Miscellaneous conditions: Aneurysmal bone cysts, epidermoid and dermoid tumors, intraosseous meningiomas, and fibrous dysplasia are relatively rare conditions. The prevalence of Paget disease is believed to be 1-5% in those older than 40 years, with involvement of any bone in the body, but most individuals remain asymptomatic and the condition is undiagnosed.


Morbidity is due to recurrent sinusitis (tumors affecting sinuses or skull base), recurrence of tumor after excision, and cranial nerve compression at the skull base.

Malignant transformation to osteosarcoma, fibrosarcoma, or chondrosarcoma is observed in 2% of patients with Paget disease and 0.5% of patients with fibrous dysplasia.


Most tumors demonstrate no sex predilection.

Osteomas, ossifying fibromas, chondromas, and giant cell granulomas are observed more often in females than in males.

Osteoid osteomas, osteoblastomas, eosinophilic granuloma, and Paget disease affect males more often than females.
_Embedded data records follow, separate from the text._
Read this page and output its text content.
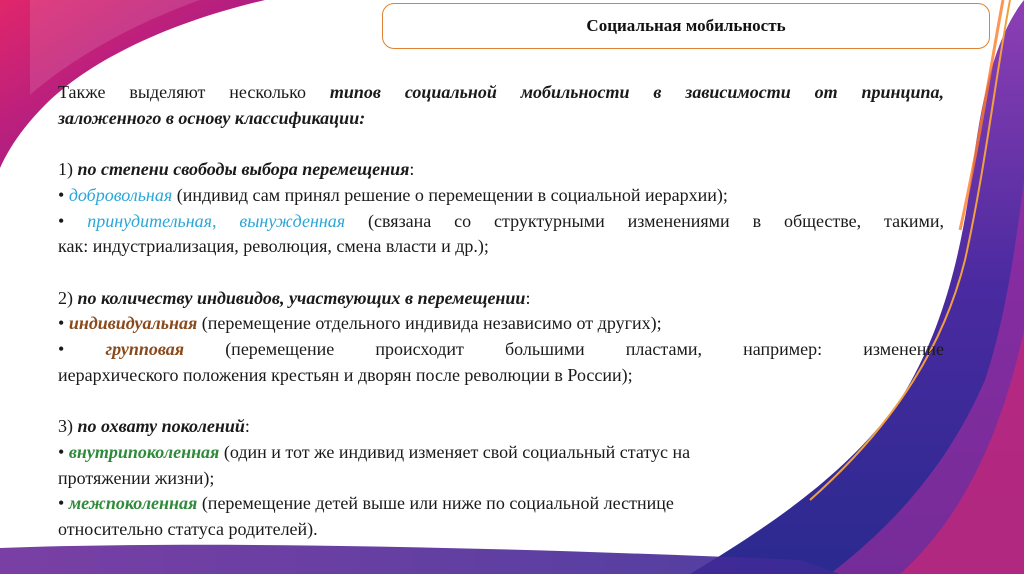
Социальная мобильность

Также выделяют несколько типов социальной мобильности в зависимости от принципа,

заложенного в основу классификации:

1) по степени свободы выбора перемещения:

• добровольная (индивид сам принял решение о перемещении в социальной иерархии);

• принудительная, вынужденная (связана со структурными изменениями в обществе, такими,

как: индустриализация, революция, смена власти и др.);

2) по количеству индивидов, участвующих в перемещении:

• индивидуальная (перемещение отдельного индивида независимо от других);

• групповая (перемещение происходит большими пластами, например: изменение

иерархического положения крестьян и дворян после революции в России);

3) по охвату поколений:

• внутрипоколенная (один и тот же индивид изменяет свой социальный статус на

протяжении жизни);

• межпоколенная (перемещение детей выше или ниже по социальной лестнице

относительно статуса родителей).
The female-to-male ratio of hemangiomas is 1:2.


Bone-forming tumors, connective tissue tumors, giant cell granulomas, and fibrous dysplasias usually manifest in young adults. Cartilage-forming tumors affect those aged 20-50 years.

Eosinophilic granuloma, nonossifying fibroma, and xanthoma usually manifest in those younger than 20 years. Epidermoids, dermoids, and lymphangiomas are usually observed in children.

The usual age of presentation for hemangiomas is in the fourth to sixth decade of life. Intraosseous meningioma and Paget disease affect those older than 50 years.



Prognosis varies very considerably based on the nature, location (basal vs calvarial) and size of the tumor, among other factors.